Immunity walls
The influence of prior infections and which variants
There have been marked differences for how the population of different countries respond to the Covid pandemic, perhaps best exemplified in the BA.5 variant wave. As you can see in the Figure below, deaths have been higher for BA.5 in Australia and New Zealand than any prior variant, and particularly Omicron BA.1. That’s a distinctly different pattern from South Africa, where there was little evidence of increased fatality for BA.4/5 or the United States where the increase was small. Why are there such striking differences for the effect of BA.5 between countries?
The “immunity wall” of a population is an aggregate of many factors that include demographics such as age and comorbidities, like obesity or diabetes. Age is especially important given immunosenescence, the less potent immune response generally mounted with advanced age. For the pandemic, of particular note, it includes prior infections, vaccines, boosters, combined infections and boosters (hybrid immunity) and waning of the immunity from vaccines or infections over time. There are also other factors that come into play providing intrinsic protection (without exposure) vs Covid, with several genomic loci associated with protection, pre-existing T-cells from skin and gut microbiome exposure, and, in some people, preexisting immunity build from common cold coronavirus exposure. We have no evidence that these intrinsic factors differ between populations and they likely account, in aggregate, for a very small proportion of people.
With that background, let’s probe deeper into why the patterns are so different between New Zealand, Australia vs South Africa, US, and many other countries. There was a marked difference in the incidence of prior infections in Australia and New Zealand that was an outgrowth of their zero-covid policy that has served them well to protect vs. hospitalizations, deaths, and Long Covid on a cumulative basis. These countries have had excellent vaccine uptake, but had vulnerability to BA.1 and, despite that major outbreak, subsequently BA.5. Clearly the vaccine and booster rates for these countries do not explain the differences, since South Africa was distinctly lower than Australia and New Zealand, with the United States in between.
Prior infections do clearly play a pivotal role to explain the differences. As we are seeing in Japan currently, where like Australia and New Zealand, there was marked containment of the virus throughout the pandemic until Omicron BA.1 led to a major surge, superseded by a much bigger one with BA.5. The deaths there are still on a sharp rise.

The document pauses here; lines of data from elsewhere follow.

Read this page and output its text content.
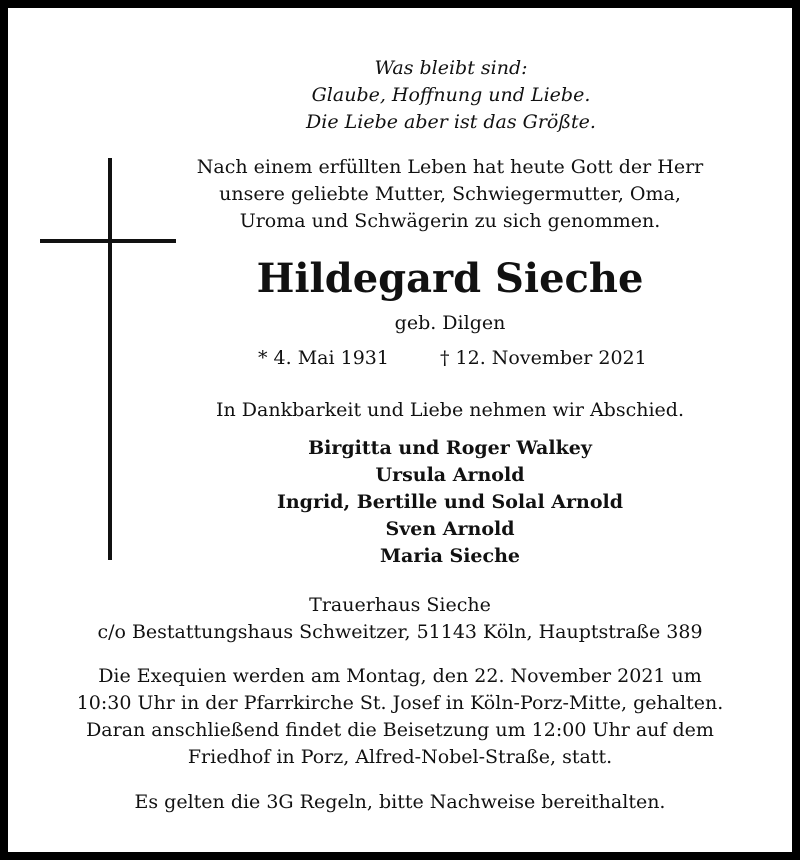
Was bleibt sind:
Glaube, Hoffnung und Liebe.
Die Liebe aber ist das Größte.
Nach einem erfüllten Leben hat heute Gott der Herr
unsere geliebte Mutter, Schwiegermutter, Oma,
Uroma und Schwägerin zu sich genommen.
Hildegard Sieche
geb. Dilgen
* 4. Mai 1931	† 12. November 2021
In Dankbarkeit und Liebe nehmen wir Abschied.
Birgitta und Roger Walkey
Ursula Arnold
Ingrid, Bertille und Solal Arnold
Sven Arnold
Maria Sieche
Trauerhaus Sieche
c/o Bestattungshaus Schweitzer, 51143 Köln, Hauptstraße 389
Die Exequien werden am Montag, den 22. November 2021 um
10:30 Uhr in der Pfarrkirche St. Josef in Köln-Porz-Mitte, gehalten.
Daran anschließend findet die Beisetzung um 12:00 Uhr auf dem
Friedhof in Porz, Alfred-Nobel-Straße, statt.
Es gelten die 3G Regeln, bitte Nachweise bereithalten.
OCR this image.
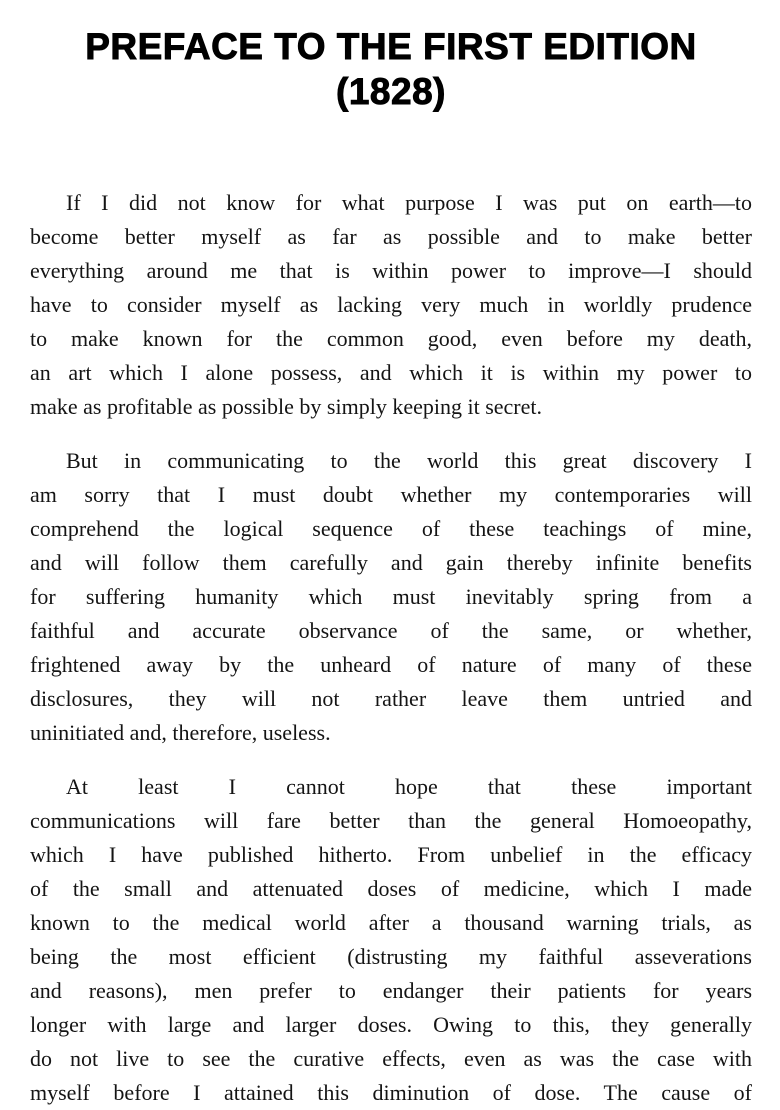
PREFACE TO THE FIRST EDITION
(1828)
If I did not know for what purpose I was put on earth—to
become better myself as far as possible and to make better
everything around me that is within power to improve—I should
have to consider myself as lacking very much in worldly prudence
to make known for the common good, even before my death,
an art which I alone possess, and which it is within my power to
make as profitable as possible by simply keeping it secret.
But in communicating to the world this great discovery I
am sorry that I must doubt whether my contemporaries will
comprehend the logical sequence of these teachings of mine,
and will follow them carefully and gain thereby infinite benefits
for suffering humanity which must inevitably spring from a
faithful and accurate observance of the same, or whether,
frightened away by the unheard of nature of many of these
disclosures, they will not rather leave them untried and
uninitiated and, therefore, useless.
At least I cannot hope that these important
communications will fare better than the general Homoeopathy,
which I have published hitherto. From unbelief in the efficacy
of the small and attenuated doses of medicine, which I made
known to the medical world after a thousand warning trials, as
being the most efficient (distrusting my faithful asseverations
and reasons), men prefer to endanger their patients for years
longer with large and larger doses. Owing to this, they generally
do not live to see the curative effects, even as was the case with
myself before I attained this diminution of dose. The cause of
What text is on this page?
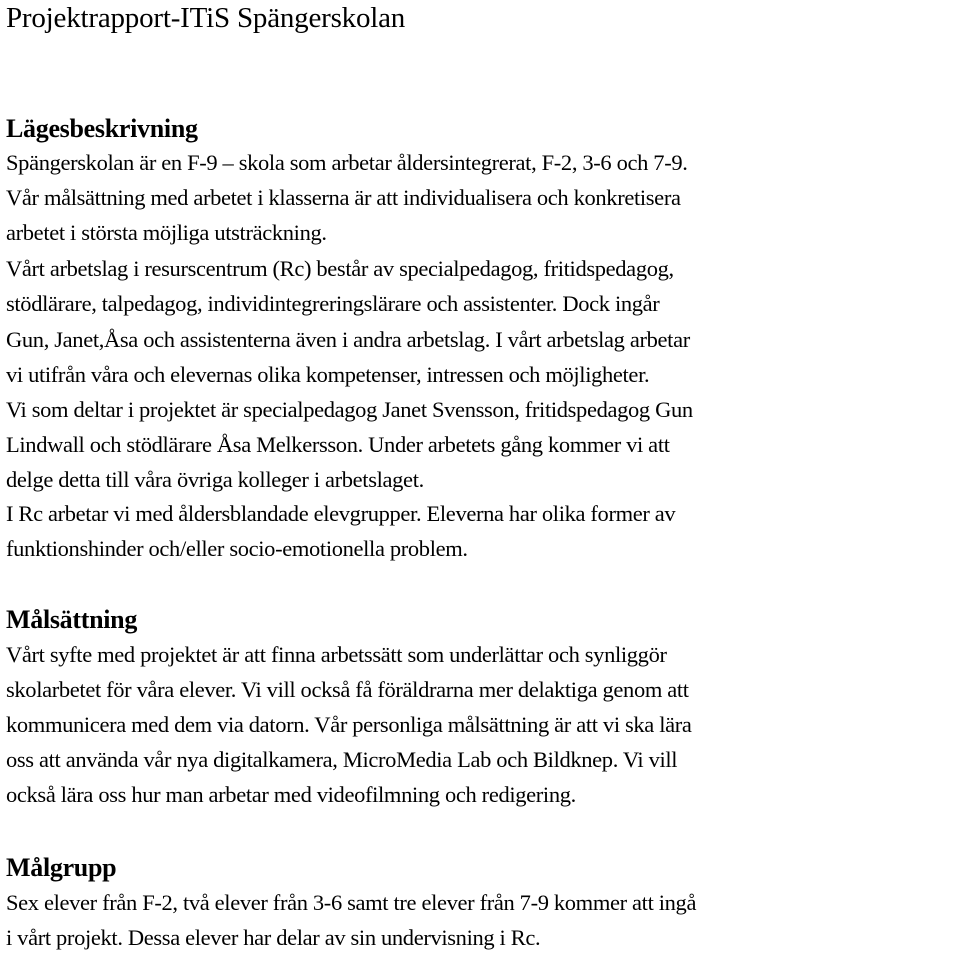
Projektrapport-ITiS Spängerskolan
Lägesbeskrivning
Spängerskolan är en F-9 – skola som arbetar åldersintegrerat, F-2, 3-6 och 7-9.
Vår målsättning med arbetet i klasserna är att individualisera och konkretisera
arbetet i största möjliga utsträckning.
Vårt arbetslag i resurscentrum (Rc) består av specialpedagog, fritidspedagog,
stödlärare, talpedagog, individintegreringslärare och assistenter. Dock ingår
Gun, Janet,Åsa och assistenterna även i andra arbetslag. I vårt arbetslag arbetar
vi utifrån våra och elevernas olika kompetenser, intressen och möjligheter.
Vi som deltar i projektet är specialpedagog Janet Svensson, fritidspedagog Gun
Lindwall och stödlärare Åsa Melkersson. Under arbetets gång kommer vi att
delge detta till våra övriga kolleger i arbetslaget.
I Rc arbetar vi med åldersblandade elevgrupper. Eleverna har olika former av
funktionshinder och/eller socio-emotionella problem.
Målsättning
Vårt syfte med projektet är att finna arbetssätt som underlättar och synliggör
skolarbetet för våra elever. Vi vill också få föräldrarna mer delaktiga genom att
kommunicera med dem via datorn. Vår personliga målsättning är att vi ska lära
oss att använda vår nya digitalkamera, MicroMedia Lab och Bildknep. Vi vill
också lära oss hur man arbetar med videofilmning och redigering.
Målgrupp
Sex elever från F-2, två elever från 3-6 samt tre elever från 7-9 kommer att ingå
i vårt projekt. Dessa elever har delar av sin undervisning i Rc.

No question that population exposure to infections plays a key role, as the people infected with SARS-CoV-2 see the whole virus, not just the spike (as the vaccines provide), and those who also get vaccinated have a potent form of hybrid immunity documented in so many studies. But there is a major price to pay to have these infections, with some fatalities, hospitalizations and people affected with Long Covid.
I would like to point out this it isn’t just about prior infections—it is the variant type of infections, too, that appears to be part of the explanation. Sure there are marked differences in age demographics for South Africa and the other countries in this comparison. But also the exposure to the Beta variant was especially severe in South Africa, and distinct in this country, as seen in the Figure below mapping the evolution of the virus in the 4 countries.
Why is this Beta exposure noteworthy? Until Omicron appeared, the Beta variant was characterized as having the most immune escape of any variant. While Beta doesn’t share many mutations with BA.5, a vaccine directed to Beta has cross-immunity to Omicron that was significantly greater, a 2-fold increase in neutralizing antibodies, than the ancestral Pfizer/BioNTech (BNT162b) vaccine. The major Beta wave in South Africa may have helped provide cross-immunity to Omicron and its sublineages.
A similar story may help explain the United States handling BA.5 better than may have been predicted from countries in Europe (such as Portugal, Greece, France, UK, Denmark, and others). It uniquely had a major wave of the BA.2.12.1 variant which shares a key spike mutation with BA.4/5 in L452 (Q instead of R) that is not seen in BA.1 or BA.2. The L452 mutation is one that was tied to the biologic properties of Delta, which included its higher pathogenicity. Like the Beta variant mass exposure in South Africa, BA.2.12.1 likely provided some cross-immunity for the subsequent BA.5 wave in the United States.
To summarize, the impact of BA.5 that I have described as the worst variant of the pandemic by its biologic properties is seen clinically where there are less intact immunity walls, mostly as a function of prior infections and the type (main variant underpinning) of infections. Our immunity wall in the United States has helped provide a lesser hit of BA.5, now starting to show a plateau of hospitalizations at a level below that of other countries in Europe, even though our vaccination and booster rate in the US is substantially lower than these countries. Both Denmark and Portugal have presented their data showing BA.5 led to an increased adjusted risk of hospitalizations compared with BA.2, and we await analyses from other countries to verify BA.5’s higher level of virulence compared with earlier Omicron subvariants.
It is important to consider the immunity wall for each population to understand the impact of the virus and its evolutionary arc. The very same variant that is seen as “mild” in one county can be quite “severe” in another. Many factors contribute to the variable perception of the pathogenicity of a specific variant. Keep the immunity wall of a population in mind when you try to interpret the data.